Graduate Student Housing Project to Lift Downtown Pomona

A new mixed-use graduate student housing development has the potential to help revitalize Pomona's downtown business district.

A new mixed-use graduate student housing development for Western University of Health Sciences in Pomona, Calif., may do more than offer a place for graduate students to bunk. It also has the potential to help revitalize Pomona’s downtown business district, making it a vibrant destination for visitors.

The 183,000 square-foot housing development adjacent to the campus of WesternU, a private, non-profit graduate school for the health professions, is being designed by Irvine-based KTGY Group, Inc. Architecture and Planning. The project is the result of a public-private partnership between Irvine developer Hanover Pacific LLC and the city of Pomona’s redevelopment agency.

Slated for a 3.3-acre parcel, the four-story development will be designed to LEED Silver specifications and provide beds for 348 graduate students, as well as including 10,000 square feet of space to be used by WesternU.

Fast-growing WesternU has needed additional student housing for years, in part because the transitional nature of the urban area encircling the campus limited housing options, says Robert Y. Kim, executive managing director of Irvine-based Hanover Pacific LLC. As well, the university’s swift growth brought about need for additional academic-oriented space. Exacerbating WesternU’s space challenges was a problem faced by many urban-located California campuses–lack of available land. Hanover Pacific was able to not only secure land via the public-private partnership, but captured a very strategic parcel situated adjacent to the university’s new Health Education Center, Kim says.

The student-housing development occupies a threshold location that will mediate between the downtown district and the WesternU campus, says David Senden, KTGY Group Inc. principal and the project’s lead designer.

“This project is really an extension of and entrance to the WesternU campus,” he says. “Most of the design cues are taken from the collection of university buildings.

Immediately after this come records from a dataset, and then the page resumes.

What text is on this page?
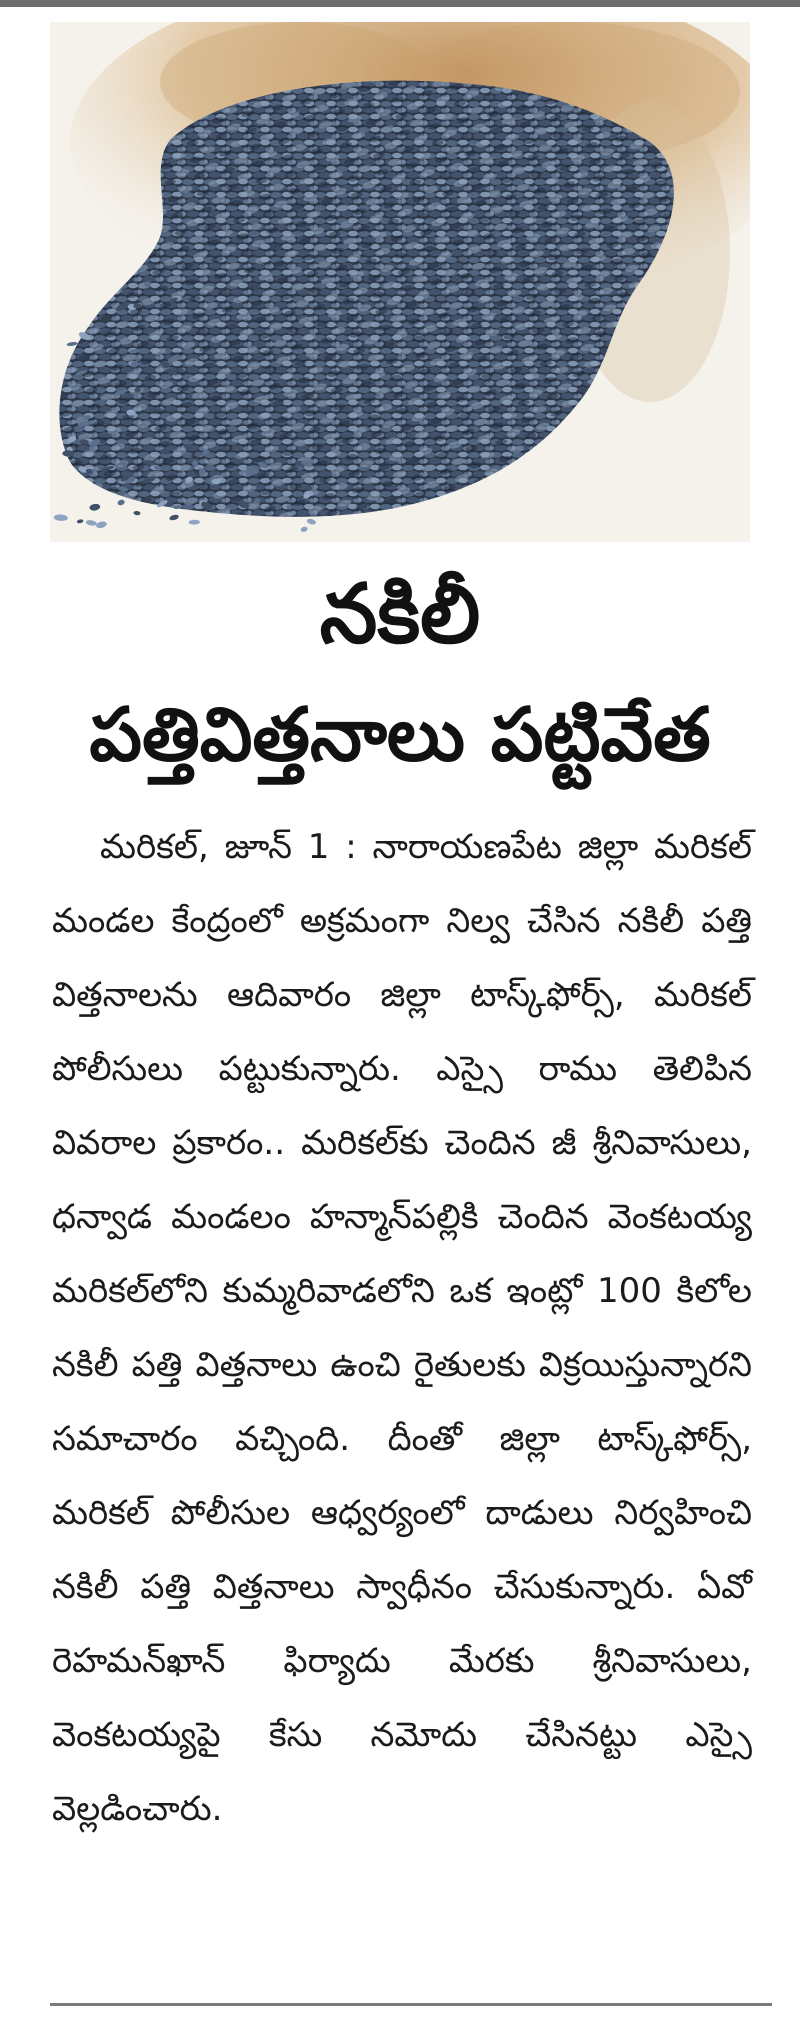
నకిలీ
పత్తివిత్తనాలు పట్టివేత

మరికల్, జూన్ 1 : నారాయణపేట జిల్లా మరికల్ మండల కేంద్రంలో అక్రమంగా నిల్వ చేసిన నకిలీ పత్తి విత్తనాలను ఆదివారం జిల్లా టాస్క్‌ఫోర్స్, మరికల్ పోలీసులు పట్టుకున్నారు. ఎస్సై రాము తెలిపిన వివరాల ప్రకారం.. మరికల్‌కు చెందిన జీ శ్రీనివాసులు, ధన్వాడ మండలం హన్మాన్‌పల్లికి చెందిన వెంకటయ్య మరికల్‌లోని కుమ్మరివాడలోని ఒక ఇంట్లో 100 కిలోల నకిలీ పత్తి విత్తనాలు ఉంచి రైతులకు విక్రయిస్తున్నారని సమాచారం వచ్చింది. దీంతో జిల్లా టాస్క్‌ఫోర్స్, మరికల్ పోలీసుల ఆధ్వర్యంలో దాడులు నిర్వహించి నకిలీ పత్తి విత్తనాలు స్వాధీనం చేసుకున్నారు. ఏవో రెహమన్‌ఖాన్ ఫిర్యాదు మేరకు శ్రీనివాసులు, వెంకటయ్యపై కేసు నమోదు చేసినట్టు ఎస్సై వెల్లడించారు.
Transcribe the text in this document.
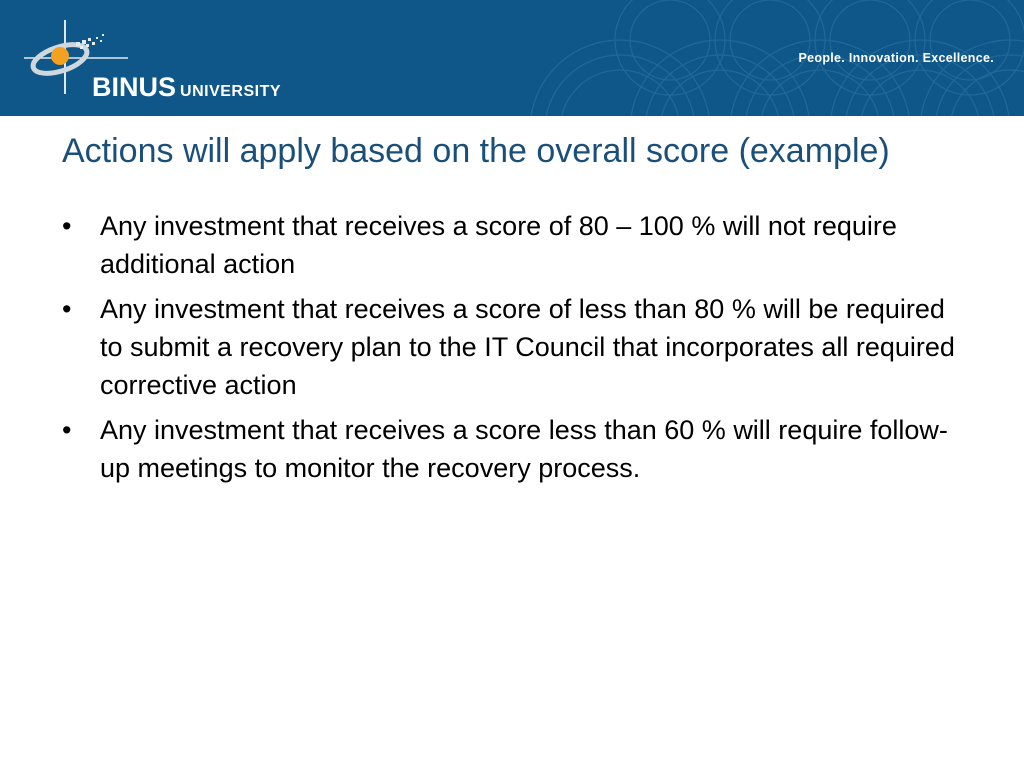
BINUS UNIVERSITY
People. Innovation. Excellence.
Actions will apply based on the overall score (example)
•	Any investment that receives a score of 80 – 100 % will not require additional action
•	Any investment that receives a score of less than 80 % will be required to submit a recovery plan to the IT Council that incorporates all required corrective action
•	Any investment that receives a score less than 60 % will require follow-up meetings to monitor the recovery process.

The development goes far to fill in some of the ‘missing teeth’ of downtown, to try to complete the full tapestry of the city.”

The project’s mix of uses on a college campus is among its distinctive facets, he adds. “Traditionally, housing is housing and academic space is academic space. The two rarely exist closely side-by-side, and even more infrequently are stacked in the same building. This is the university’s version of live/work. Not only will students live in the building, but they might also spend some time here for academic reasons as well. That’s pretty unique.”

All parties lauded the involvement of the Pomona Redevelopment Agency. The agency was an early supporter of the project and closely collaborated with Hanover Pacific to surmount various challenges, Kim says.

The result is a development that will bring 348 new residents to downtown Pomona, helping support existing businesses and investing the city’s downtown district with a new and more pedestrian-friendly ambience.